Table 5. Comparison between the proposed and conventional internal support systems.

Performance Metric	Conventional System	Proposed System	Improvement (%)
Max horizontal displacement (mm)	15.5	6.618	57%
Equivalent lateral stiffness (MN/m)	80	101	25%
Reusability of bracing components	custom-welded components	standardized modular	Significantly improved
Estimated unit cost (CNY/m)	50,000	30,000	40%

.

4. Conclusions

Based on the current development status of foundation pit engineering and steel internal support, the authors propose a new type of space steel truss internal support structure system for deep foundation pits. This study investigates the load-bearing behavior of the novel spatial steel truss internal bracing system through integrated theoretical, experimental, and numerical approaches, yielding the following key findings:

(1)

According to the vertical force transmission path of the new space steel joist internal support structure system for a deep foundation pit, the prestress in both horizontal and vertical directions is applied to realize the balance of force and deformation control. The accuracy of the derived stiffness theoretical formula is high. The design of the vertical diagonal brace increases the stiffness of the lower chord support by 28.24%, which can be used to guide the engineering design calculations of the new internal support structure.

(2)

The results of the model test show that the new space steel joist internal support structure system for a deep foundation pit can effectively restrain the deformation of the supporting pile. When the prestress is applied, the horizontal displacement of the supporting pile is reduced, the supporting axial force is increased, and the bending moment of the crown beam is increased. Under the tension of the steel tie rod and the compression of the vertical diagonal brace, the axial force of the upper chord and the vertical diagonal brace increases further.

(3)

Based on the rationality of the numerical model, the vertical prestress is applied by tensioning the steel rod in the model, which can effectively restrain the arch displacement of the support and ensure the vertical stability of the support. With the increase in the prestress of the steel tie rod, the maximum horizontal displacement of the pile body and the vertical arch displacement of the support show a decreasing trend, and the axial force of each main support and the displacement of the pile top show an increasing trend. The applied value of vertical prestress should be considered comprehensively according to support displacement, axial force, and pile displacement.

(4)

Although this investigation yields valuable findings, certain limitations merit consideration. The numerical model adopted simplified assumptions, such as fully rigid joints and the use of a linear elastic–plastic Mohr–Coulomb soil model, which may not fully reflect realistic soil–structure interaction behaviors.
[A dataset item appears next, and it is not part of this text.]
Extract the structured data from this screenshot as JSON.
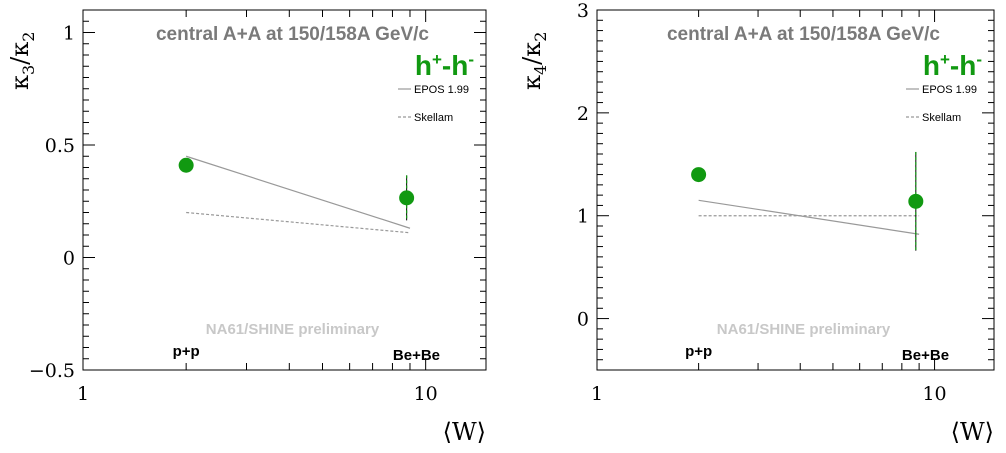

Additionally, the field test and numerical validation focused on a 7 m deep excavation under a specific geological condition, which may limit the generalizability of the findings.

(5)

Future research should investigate the performance of the proposed support system in deeper excavations (e.g., >10 m), under more complex geological conditions, and in the presence of groundwater or dynamic loads. Advanced soil constitutive models (e.g., Hardening Soil and Modified Cam-Clay) and flexible joint behavior should be incorporated to enhance predictive accuracy and assess the adaptability of the system in broader engineering applications.